Le réseau national :

Le Hacking Challenge du Groupe ADP avec Epitech

Hacking-Challenge-CTF-Groupe-ADP-Epitech-1.2.jpg

Le Groupe ADP (Aéroports De Paris) a lancé mercredi 5 avril une opération inédite avec Epitech : un hacking challenge oui, mais un challenge de sécurité informatique en conditions réelles, c'est-à-dire sur les services du Groupe ADP qu'un salarié lambda est amené à utiliser quotidiennement.
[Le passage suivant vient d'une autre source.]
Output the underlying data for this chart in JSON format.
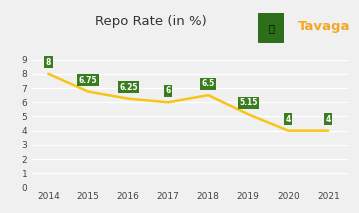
{
  "years": [
    2014,
    2015,
    2016,
    2017,
    2018,
    2019,
    2020,
    2021
  ],
  "values": [
    8,
    6.75,
    6.25,
    6,
    6.5,
    5.15,
    4,
    4
  ],
  "line_color": "#F5C518",
  "marker_box_color": "#3a7d1e",
  "marker_text_color": "#ffffff",
  "title": "Repo Rate (in %)",
  "title_fontsize": 9.5,
  "brand_name": "Tavaga",
  "brand_color": "#F5A623",
  "ylim": [
    0,
    9
  ],
  "yticks": [
    0,
    1,
    2,
    3,
    4,
    5,
    6,
    7,
    8,
    9
  ],
  "bg_color": "#f0f0f0",
  "grid_color": "#ffffff",
  "axis_label_fontsize": 6.5,
  "value_fontsize": 5.5,
  "icon_color": "#2d6e1a",
  "line_width": 1.8
}
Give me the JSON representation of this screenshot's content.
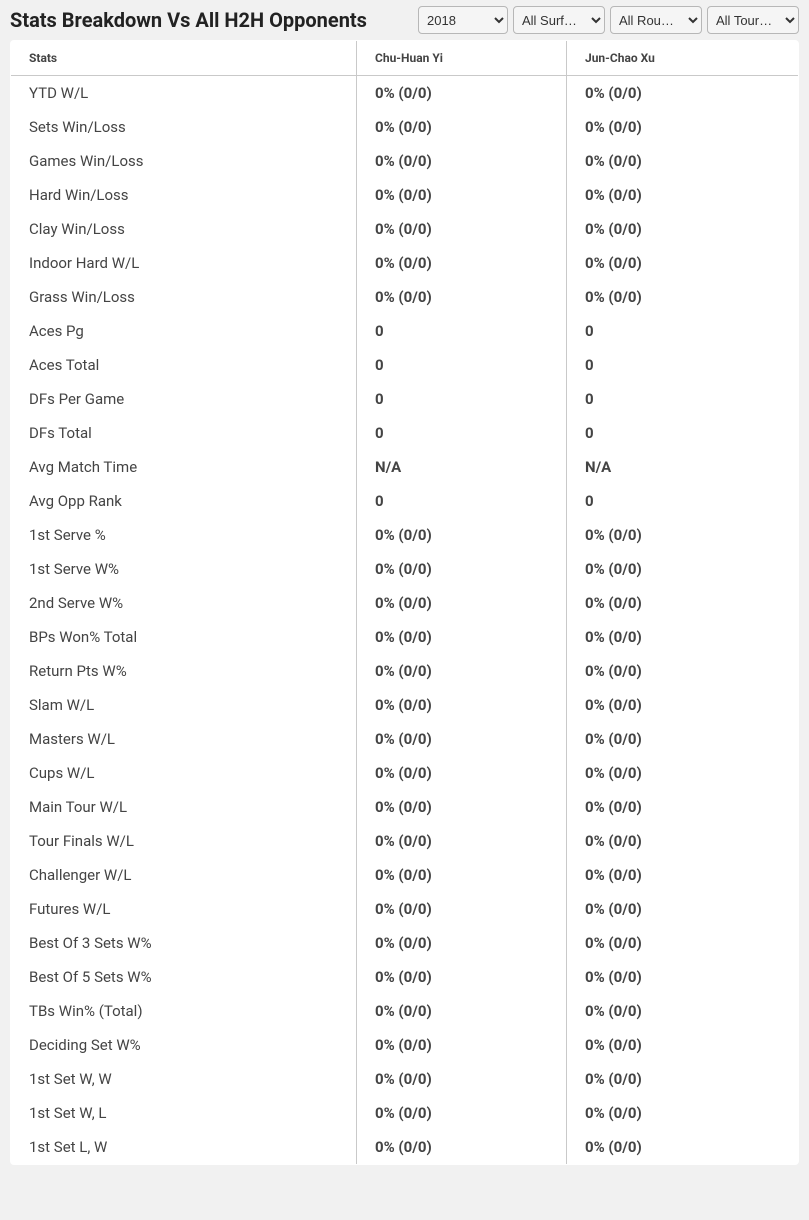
{
  "header": {
    "title": "Stats Breakdown Vs All H2H Opponents",
    "filters": {
      "year": {
        "value": "2018"
      },
      "surface": {
        "value": "All Surf…"
      },
      "round": {
        "value": "All Rou…"
      },
      "tour": {
        "value": "All Tour…"
      }
    }
  },
  "table": {
    "columns": {
      "stats": "Stats",
      "player1": "Chu-Huan Yi",
      "player2": "Jun-Chao Xu"
    },
    "rows": [
      {
        "stat": "YTD W/L",
        "p1": "0% (0/0)",
        "p2": "0% (0/0)"
      },
      {
        "stat": "Sets Win/Loss",
        "p1": "0% (0/0)",
        "p2": "0% (0/0)"
      },
      {
        "stat": "Games Win/Loss",
        "p1": "0% (0/0)",
        "p2": "0% (0/0)"
      },
      {
        "stat": "Hard Win/Loss",
        "p1": "0% (0/0)",
        "p2": "0% (0/0)"
      },
      {
        "stat": "Clay Win/Loss",
        "p1": "0% (0/0)",
        "p2": "0% (0/0)"
      },
      {
        "stat": "Indoor Hard W/L",
        "p1": "0% (0/0)",
        "p2": "0% (0/0)"
      },
      {
        "stat": "Grass Win/Loss",
        "p1": "0% (0/0)",
        "p2": "0% (0/0)"
      },
      {
        "stat": "Aces Pg",
        "p1": "0",
        "p2": "0"
      },
      {
        "stat": "Aces Total",
        "p1": "0",
        "p2": "0"
      },
      {
        "stat": "DFs Per Game",
        "p1": "0",
        "p2": "0"
      },
      {
        "stat": "DFs Total",
        "p1": "0",
        "p2": "0"
      },
      {
        "stat": "Avg Match Time",
        "p1": "N/A",
        "p2": "N/A"
      },
      {
        "stat": "Avg Opp Rank",
        "p1": "0",
        "p2": "0"
      },
      {
        "stat": "1st Serve %",
        "p1": "0% (0/0)",
        "p2": "0% (0/0)"
      },
      {
        "stat": "1st Serve W%",
        "p1": "0% (0/0)",
        "p2": "0% (0/0)"
      },
      {
        "stat": "2nd Serve W%",
        "p1": "0% (0/0)",
        "p2": "0% (0/0)"
      },
      {
        "stat": "BPs Won% Total",
        "p1": "0% (0/0)",
        "p2": "0% (0/0)"
      },
      {
        "stat": "Return Pts W%",
        "p1": "0% (0/0)",
        "p2": "0% (0/0)"
      },
      {
        "stat": "Slam W/L",
        "p1": "0% (0/0)",
        "p2": "0% (0/0)"
      },
      {
        "stat": "Masters W/L",
        "p1": "0% (0/0)",
        "p2": "0% (0/0)"
      },
      {
        "stat": "Cups W/L",
        "p1": "0% (0/0)",
        "p2": "0% (0/0)"
      },
      {
        "stat": "Main Tour W/L",
        "p1": "0% (0/0)",
        "p2": "0% (0/0)"
      },
      {
        "stat": "Tour Finals W/L",
        "p1": "0% (0/0)",
        "p2": "0% (0/0)"
      },
      {
        "stat": "Challenger W/L",
        "p1": "0% (0/0)",
        "p2": "0% (0/0)"
      },
      {
        "stat": "Futures W/L",
        "p1": "0% (0/0)",
        "p2": "0% (0/0)"
      },
      {
        "stat": "Best Of 3 Sets W%",
        "p1": "0% (0/0)",
        "p2": "0% (0/0)"
      },
      {
        "stat": "Best Of 5 Sets W%",
        "p1": "0% (0/0)",
        "p2": "0% (0/0)"
      },
      {
        "stat": "TBs Win% (Total)",
        "p1": "0% (0/0)",
        "p2": "0% (0/0)"
      },
      {
        "stat": "Deciding Set W%",
        "p1": "0% (0/0)",
        "p2": "0% (0/0)"
      },
      {
        "stat": "1st Set W, W",
        "p1": "0% (0/0)",
        "p2": "0% (0/0)"
      },
      {
        "stat": "1st Set W, L",
        "p1": "0% (0/0)",
        "p2": "0% (0/0)"
      },
      {
        "stat": "1st Set L, W",
        "p1": "0% (0/0)",
        "p2": "0% (0/0)"
      }
    ]
  }
}
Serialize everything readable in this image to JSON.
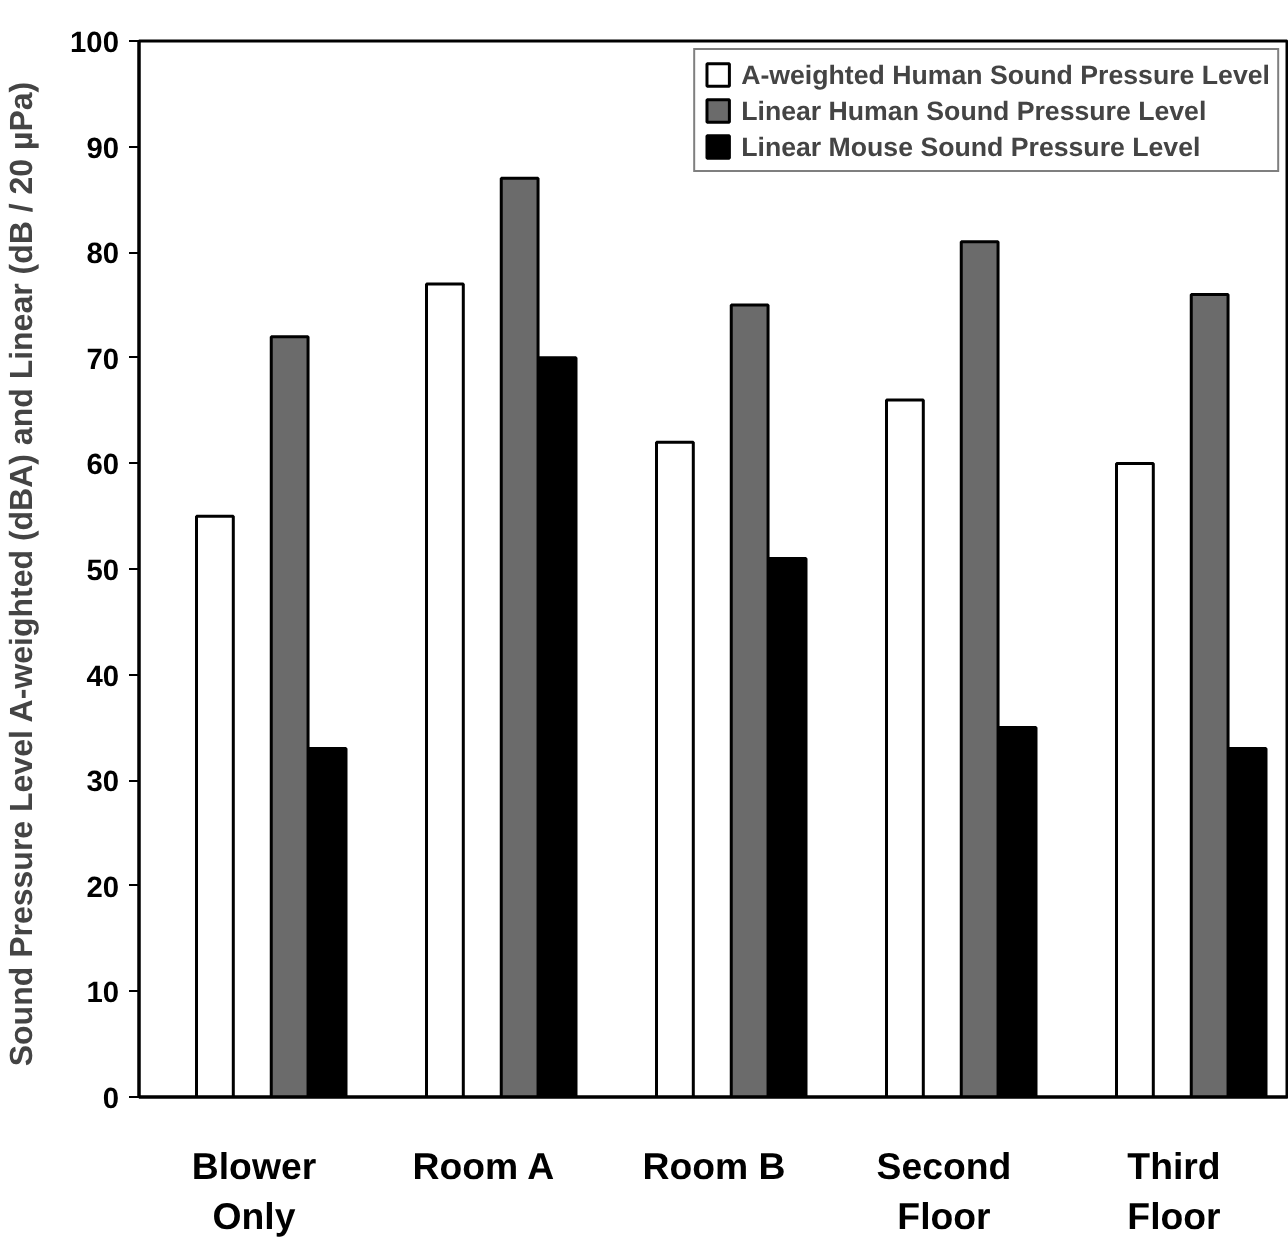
{
  "chart_data": {
    "type": "bar",
    "ylabel": "Sound Pressure Level A-weighted (dBA) and  Linear (dB / 20 µPa)",
    "categories": [
      "Blower\nOnly",
      "Room A",
      "Room B",
      "Second\nFloor",
      "Third\nFloor"
    ],
    "series": [
      {
        "name": "A-weighted Human Sound Pressure Level",
        "color": "#ffffff",
        "values": [
          55,
          77,
          62,
          66,
          60
        ]
      },
      {
        "name": "Linear Human Sound Pressure Level",
        "color": "#6b6b6b",
        "values": [
          72,
          87,
          75,
          81,
          76
        ]
      },
      {
        "name": "Linear Mouse Sound Pressure Level",
        "color": "#000000",
        "values": [
          33,
          70,
          51,
          35,
          33
        ]
      }
    ],
    "ylim": [
      0,
      100
    ],
    "yticks": [
      0,
      10,
      20,
      30,
      40,
      50,
      60,
      70,
      80,
      90,
      100
    ],
    "grid": false,
    "legend": "top right"
  }
}
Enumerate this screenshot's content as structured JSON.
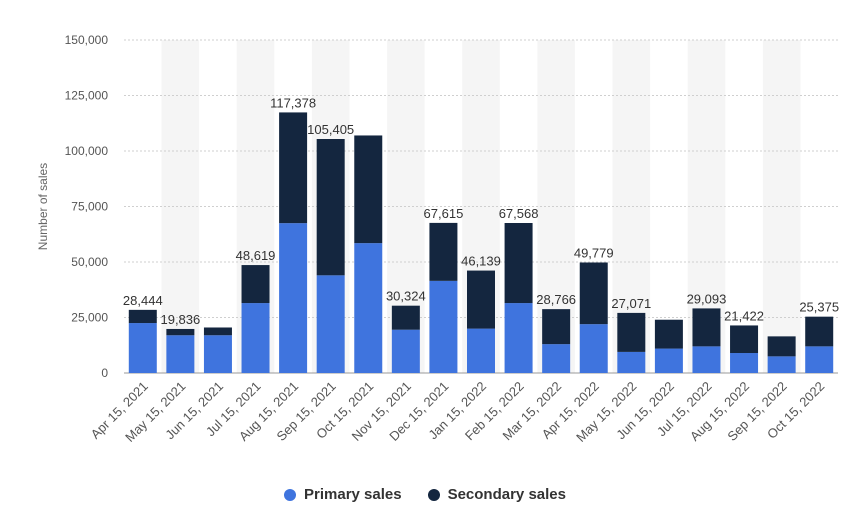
{
  "chart_data": {
    "type": "bar",
    "stacked": true,
    "ylabel": "Number of sales",
    "ylim": [
      0,
      150000
    ],
    "yticks": [
      0,
      25000,
      50000,
      75000,
      100000,
      125000,
      150000
    ],
    "ytick_labels": [
      "0",
      "25,000",
      "50,000",
      "75,000",
      "100,000",
      "125,000",
      "150,000"
    ],
    "grid": true,
    "legend_position": "bottom",
    "categories": [
      "Apr 15, 2021",
      "May 15, 2021",
      "Jun 15, 2021",
      "Jul 15, 2021",
      "Aug 15, 2021",
      "Sep 15, 2021",
      "Oct 15, 2021",
      "Nov 15, 2021",
      "Dec 15, 2021",
      "Jan 15, 2022",
      "Feb 15, 2022",
      "Mar 15, 2022",
      "Apr 15, 2022",
      "May 15, 2022",
      "Jun 15, 2022",
      "Jul 15, 2022",
      "Aug 15, 2022",
      "Sep 15, 2022",
      "Oct 15, 2022"
    ],
    "series": [
      {
        "name": "Primary sales",
        "color": "#3f74de",
        "values": [
          22500,
          17000,
          17000,
          31500,
          67500,
          44000,
          58500,
          19500,
          41500,
          20000,
          31500,
          13000,
          22000,
          9500,
          11000,
          12000,
          9000,
          7500,
          12000
        ]
      },
      {
        "name": "Secondary sales",
        "color": "#14263f",
        "values": [
          5944,
          2836,
          3500,
          17119,
          49878,
          61405,
          48500,
          10824,
          26115,
          26139,
          36068,
          15766,
          27779,
          17571,
          13000,
          17093,
          12422,
          9000,
          13375
        ]
      }
    ],
    "total_labels": [
      "28,444",
      "19,836",
      "",
      "48,619",
      "117,378",
      "105,405",
      "",
      "30,324",
      "67,615",
      "46,139",
      "67,568",
      "28,766",
      "49,779",
      "27,071",
      "",
      "29,093",
      "21,422",
      "",
      "25,375"
    ]
  }
}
Une opération sur de vrais services, c'est là toute la différence et c'est pour cela que les 15 étudiants de l'école invités ont adoré. Ils provenaient de plusieurs des 12 écoles du réseau national Epitech, de Bordeaux, Marseille, Nantes, Paris, Rennes et Toulouse.

Mais c'est quoi le Groupe ADP ?

ADP est l'acronyme d'Aéroports de Paris. Le groupe se situe dans le top 3 mondial du secteur aéroportuaire. Le Groupe ADP opère et exploite notamment les deux principales plateformes françaises que sont les aéroports de Paris-Charles de Gaulle et Paris-Orly.

CTF or not CTF

Pour être précis sur le contenu de ce challenge organisé par le Groupe ADP, notamment par Eric Vautier, Responsable de la Sécurité des Systèmes d'Information (RSSI) du Groupe ADP, laissons la parole à Lucas Santoni (promo 2021) : « ce n'était pas vraiment un CTF - Capture The Flag, prise de drapeaux en français -, plutôt une opération de "pentest". On est arrivé dans les locaux, on avait un poste banalisé avec seulement les droits d'un utilisateur. On devait alors trouver le plus de failles possibles et essayer de gagner en privilèges ».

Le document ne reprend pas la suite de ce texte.